5. The heat sink of claim 1, wherein a pattern formed by said protrusions is discontinuous along a perimeter of said area to form air escape and entry channels.

6. The heat sink of claim 5, wherein said pattern is comprised of zigzagging columns of directly connected protrusions.

7. The heat sink of claim 1, wherein said heat source is a photovoltaic device.

8. The heat sink of claim 7, wherein when said photovoltaic device is in a module, and said module is tested by a test known as UL 1703 Temperature Cycling test for Flat Plate Photovoltaic Modules and Panels, a stress caused by said test does not induce fracture in said photovoltaic device.

9. The heat sink of claim 7, further comprising at least one intervening layer configured to be interspersed between said photovoltaic device and said surfaces.

10. The heat sink of claim 8, wherein one of said intervening layers is integrated with said surfaces during a manufacturing stage.

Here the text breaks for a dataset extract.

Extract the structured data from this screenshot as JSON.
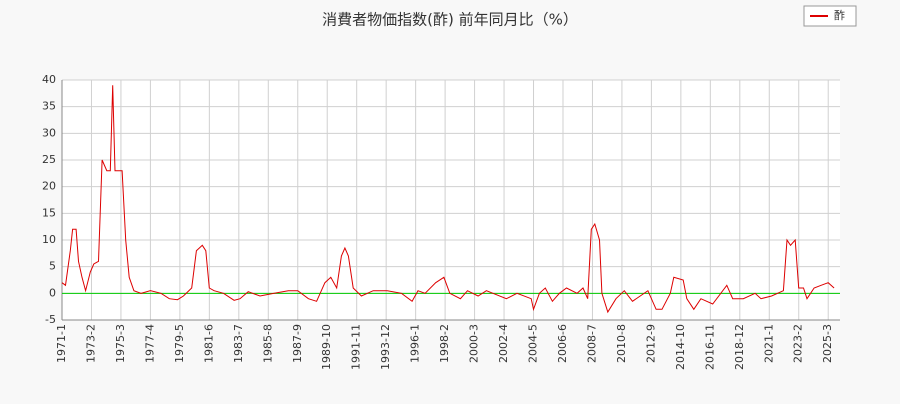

11. The heat sink of claim 1, wherein a set of said protrusions are interconnected by one or more connecting members.

12. The heat sink of claim 11, wherein said connecting members are flexible.

13. The heat sink of claim 12, wherein:

said surfaces are within a single plane; and

a cross-section of each of said protrusions decreases monotonically with the distance of said cross-section from said plane.

14. The heat sink of claim 13, wherein said protrusions are hollow.

15. The heat sink of claim 1, wherein each of said protrusions has a center to center spacing with at least one other protrusion that is less than 15 mm.

16. The heat sink of claim 15, wherein a set of said protrusions are interconnected by one or more connecting members.

17. The heat sink of claim 16, wherein said connecting members are flexible.

18. The heat sink of claim 15, wherein said heat source is a photovoltaic device.

19. The heat sink of claim 18, further comprising:

at least one intervening layer configured to be interspersed between said photovoltaic device and said surfaces;

wherein one of said intervening layers is integrated with said surfaces during a manufacturing stage.

20. The heat sink of claim 19 wherein when said photovoltaic device is in a module, and said module is tested by a test known as UL 1703 Temperature Cycling test for Flat-Plate Photovoltaic Modules and Panels, a stress caused by said test does not induce fracture in said photovoltaic device.

21. A method of cooling a heat source comprising the steps of:

conducting heat energy from said heat source to a plurality of protrusions on a heat sink connected to said heat source, said protrusions having surfaces that have surface areas that are in direct thermal communication with said heat source; and

convecting said heat energy from said plurality of protrusions via fluid channels between said plurality of protrusions having surfaces in direct thermal communication with said heat source; wherein

a sum of said surface areas is less than an area defined by a set of outer-most coordinates of said surfaces.

22. The method of claim 21, wherein said heat sink is less rigid mechanically than said heat source.

23. The method of claim 21, wherein a set of said protrusions are interconnected by one or more flexible connecting members.

24. The method of claim 21, wherein said heat source is a photovoltaic device.

25. The method of claim 24, wherein each of said protrusions has a center to center spacing with at least one other protrusion that is less than 15 mm.

26. A method of fabricating a heat sink comprising the steps of:

stamping a protrusion pattern on a base sheet to form a plurality of protrusions;

separating each of said protrusions from said base sheet while leaving a base portion of each of said protrusions attached to said base sheet; and

bending each of said protrusions upwardly away from a plane formed by said base sheet while a bottom portion of each of said protrusions remains attached to said base sheet.

27. The method of claim 26, wherein each of said protrusions is disposed on said base sheet in an offset fashion with respect to an adjacent protrusion.

28. The method of claim 26, wherein said heat sink is configured for direct thermal communication with a photovoltaic device.